Harja meringis seraya membetulkan posisi kacamata yang bertengger di batang hidungnya. Sesudah itu, dia mengeluarkan sebuah map hitam berguratkan tulisan dalam tinta emas yang memuat beberapa lembar kertas.

"Saya akan langsung ke intinya saja ya. Untuk sejumlah aset-aset kecil dan bisnis sampingan milik Mendiang Pak Jayastu sudah dibagikan secara adil kepada beberapa saudaranya kemarin. Tapi untuk aset-aset utama termasuk Limanjaya Group baru kita bahas hari ini. Di sini, Pak Jayastu menerangkan bahwa seluruh aset-aset utama sesuai rincian dalam lampiran surat wasiat tidak secara pasti beliau wariskan hanya pada salah satu dari kalian."

"Maksudnya?" Jason mengangkat alis.

"Kelihatannya, sampai akhir hayatnya, Pak Jayastu mencemaskan kalian." Harja menjelaskan hati-hati. "Beliau memberi waktu tiga tahun terhitung sejak isi surat wasiat ini kalian ketahui, di mana seluruh aset utamanya termasuk Limanjaya Group akan beliau wariskan pada siapapun di antara kalian yang lebih dulu mencatatkan pernikahan, dan memiliki setidaknya satu anak dari pernikahan tersebut."

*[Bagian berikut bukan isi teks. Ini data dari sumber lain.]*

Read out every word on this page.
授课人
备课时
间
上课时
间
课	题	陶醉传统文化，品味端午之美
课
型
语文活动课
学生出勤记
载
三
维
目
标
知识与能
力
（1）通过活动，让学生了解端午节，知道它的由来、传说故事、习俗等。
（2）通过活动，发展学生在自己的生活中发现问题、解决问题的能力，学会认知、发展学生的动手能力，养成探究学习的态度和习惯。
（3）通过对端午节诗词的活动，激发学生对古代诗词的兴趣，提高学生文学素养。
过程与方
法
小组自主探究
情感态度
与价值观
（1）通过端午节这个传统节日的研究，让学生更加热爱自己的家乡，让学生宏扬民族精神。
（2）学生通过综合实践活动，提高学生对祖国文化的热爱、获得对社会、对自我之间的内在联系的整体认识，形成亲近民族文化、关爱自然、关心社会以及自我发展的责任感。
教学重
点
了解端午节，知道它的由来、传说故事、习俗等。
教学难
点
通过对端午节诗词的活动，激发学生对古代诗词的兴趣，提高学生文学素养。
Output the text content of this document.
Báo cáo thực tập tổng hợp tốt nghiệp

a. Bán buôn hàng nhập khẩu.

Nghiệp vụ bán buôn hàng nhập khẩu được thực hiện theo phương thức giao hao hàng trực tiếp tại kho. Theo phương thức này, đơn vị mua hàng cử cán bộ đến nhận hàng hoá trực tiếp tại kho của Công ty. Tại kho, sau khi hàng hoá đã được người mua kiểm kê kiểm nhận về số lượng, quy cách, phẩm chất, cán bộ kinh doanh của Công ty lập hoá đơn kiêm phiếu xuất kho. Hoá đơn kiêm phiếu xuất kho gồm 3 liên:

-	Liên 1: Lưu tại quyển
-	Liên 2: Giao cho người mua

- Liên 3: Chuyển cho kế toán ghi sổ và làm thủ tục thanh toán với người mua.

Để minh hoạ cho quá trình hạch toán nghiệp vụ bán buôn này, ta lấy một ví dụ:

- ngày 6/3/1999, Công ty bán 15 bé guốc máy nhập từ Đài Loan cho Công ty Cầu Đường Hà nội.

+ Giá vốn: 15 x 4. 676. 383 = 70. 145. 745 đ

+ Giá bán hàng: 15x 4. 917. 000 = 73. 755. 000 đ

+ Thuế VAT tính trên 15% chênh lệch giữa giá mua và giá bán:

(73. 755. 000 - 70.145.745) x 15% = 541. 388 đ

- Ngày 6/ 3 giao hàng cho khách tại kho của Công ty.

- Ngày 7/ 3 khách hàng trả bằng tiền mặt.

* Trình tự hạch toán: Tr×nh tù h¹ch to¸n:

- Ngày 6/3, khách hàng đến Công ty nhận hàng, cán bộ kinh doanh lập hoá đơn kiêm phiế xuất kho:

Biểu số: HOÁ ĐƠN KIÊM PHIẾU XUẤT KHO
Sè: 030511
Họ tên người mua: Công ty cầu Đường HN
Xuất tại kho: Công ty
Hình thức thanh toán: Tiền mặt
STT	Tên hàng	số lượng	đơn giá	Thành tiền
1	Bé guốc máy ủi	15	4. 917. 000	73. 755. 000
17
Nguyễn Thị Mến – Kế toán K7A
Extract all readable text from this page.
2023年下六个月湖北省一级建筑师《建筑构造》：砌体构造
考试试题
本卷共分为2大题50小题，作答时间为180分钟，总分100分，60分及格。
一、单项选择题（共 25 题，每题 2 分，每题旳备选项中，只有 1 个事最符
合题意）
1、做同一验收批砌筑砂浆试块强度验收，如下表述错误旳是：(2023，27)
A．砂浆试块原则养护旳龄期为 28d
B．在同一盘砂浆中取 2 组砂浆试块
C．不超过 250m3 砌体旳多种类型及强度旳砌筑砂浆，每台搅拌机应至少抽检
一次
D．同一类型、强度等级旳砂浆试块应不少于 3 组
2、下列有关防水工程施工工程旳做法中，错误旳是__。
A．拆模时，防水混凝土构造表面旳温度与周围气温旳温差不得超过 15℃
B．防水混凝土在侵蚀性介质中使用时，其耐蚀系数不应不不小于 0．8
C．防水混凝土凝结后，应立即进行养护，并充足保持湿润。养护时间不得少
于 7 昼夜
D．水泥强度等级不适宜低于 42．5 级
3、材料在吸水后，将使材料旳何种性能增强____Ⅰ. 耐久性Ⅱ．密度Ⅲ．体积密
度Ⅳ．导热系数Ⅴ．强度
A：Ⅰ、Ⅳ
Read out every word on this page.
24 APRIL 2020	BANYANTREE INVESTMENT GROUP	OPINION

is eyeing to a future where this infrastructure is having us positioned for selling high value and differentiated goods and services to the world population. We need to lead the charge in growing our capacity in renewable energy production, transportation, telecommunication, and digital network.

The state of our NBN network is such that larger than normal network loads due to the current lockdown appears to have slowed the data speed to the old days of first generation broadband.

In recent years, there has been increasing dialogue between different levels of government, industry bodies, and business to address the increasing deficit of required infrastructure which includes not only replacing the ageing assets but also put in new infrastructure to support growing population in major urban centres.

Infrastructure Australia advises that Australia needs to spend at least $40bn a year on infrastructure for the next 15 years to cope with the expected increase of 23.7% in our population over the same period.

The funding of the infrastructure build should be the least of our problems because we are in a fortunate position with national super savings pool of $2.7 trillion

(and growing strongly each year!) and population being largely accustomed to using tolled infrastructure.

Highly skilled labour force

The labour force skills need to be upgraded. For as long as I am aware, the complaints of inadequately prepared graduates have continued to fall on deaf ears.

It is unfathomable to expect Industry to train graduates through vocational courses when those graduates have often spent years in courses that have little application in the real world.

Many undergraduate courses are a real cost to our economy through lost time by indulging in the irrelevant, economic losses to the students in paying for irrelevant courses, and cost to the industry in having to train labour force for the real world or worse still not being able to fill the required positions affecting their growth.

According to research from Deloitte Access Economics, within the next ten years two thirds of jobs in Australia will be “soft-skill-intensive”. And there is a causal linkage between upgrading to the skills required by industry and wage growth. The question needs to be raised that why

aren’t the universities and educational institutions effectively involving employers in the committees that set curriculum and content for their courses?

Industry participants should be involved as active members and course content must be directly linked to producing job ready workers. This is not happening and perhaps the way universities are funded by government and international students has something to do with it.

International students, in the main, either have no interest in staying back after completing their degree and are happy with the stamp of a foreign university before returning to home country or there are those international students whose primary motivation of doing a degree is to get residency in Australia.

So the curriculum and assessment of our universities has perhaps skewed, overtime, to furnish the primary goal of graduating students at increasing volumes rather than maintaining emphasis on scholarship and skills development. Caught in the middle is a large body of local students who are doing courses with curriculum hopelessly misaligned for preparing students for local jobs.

"What?!" Rashel terbelalak.

"Dan untuk mencegah terjadinya upaya rekayasa terhadap pemenuhan syarat di atas, seluruh aset utama Pak Jayastu baru akan diwariskan setelah pasangan pewaris yang sah dipastikan sudah mengandung calon cucu Pak Jayastu."

"That darn old man."

"Pak Jayastu menginginkan pewaris aset-aset utamanya memiliki keluarga yang... harmonis." Harja meringis. "Sekaligus memastikan kalau nantinya, aset-aset utamanya terkelola dengan baik dan dapat diwariskan ke generasi selanjutnya. Karena itu, beliau menetapkan syarat ini dalam surat wasiatnya."

"Agak hipokrit. Dia mengharapkan pewarisnya punya kehidupan keluarga yang normal, sedangkan dirinya sendiri nggak bisa seperti itu." Jason mengkritik pedas. "Batas waktunya tiga tahun ya? Seandainya sampai batas waktunya habis dan nggak ada di antara kami yang menikah atau berhasil punya seenggaknya satu anak, apa yang bakal terjadi ke aset-asetnya?"

"Sementara waktu, posisi Presiden Direktur akan dipegang oleh Djaja Kanigara. Beliau orang kepercayaan Mendiang Pak Jayastu yang sudah mendampingi Pak Jayastu selama tiga dekade penuh. Jika batas waktu tiga tahun yang ditentukan sudah habis dan belum ada satupun dari kalian yang memenuhi pesyaratan, posisi Presiden Direktur akan diberikan kepada orang yang ditunjuk oleh rapat para pemegang saham. Dikarenakan kalian berdua sudah dewasa, maka nafkah teratur hanya akan diberikan kepada Ibu Astrella sesuai poin lainnya dalam surat wasiat Mendiang Pak Jayastu—"

"Oke, saya ngerti." Jason beranjak dari duduknya. "Sori, Om Harja, seandainya nggak ngerepotin, bisa saya minta salinan surat wasiat beserta segala lampirannya dikirim ke alamat saya. Not that I don't trust you. Saya pengen ngecek langsung poin per poin. Kalau dibacakan sekarang, kayaknya bakal makan terlalu banyak waktu."

"Tentu, Jason. Nanti salinannya akan saya kirimkan ke alamat kamu."

"Kalau gitu, kayaknya akhir pertemuan ini udah jelas." Jason melirik arloji di pergelangan tangannya, membuat Rashel memutar mata dengan sepenuh rasa dongkol. "Saya sibuk, jadi saya harus pamit sekarang."

"Buru-buru banget. Mau langsung nyari calon istri?" Rashel menyindir.

"Sekalian survey wedding venue. Mungkin." Jason tersenyum kalem.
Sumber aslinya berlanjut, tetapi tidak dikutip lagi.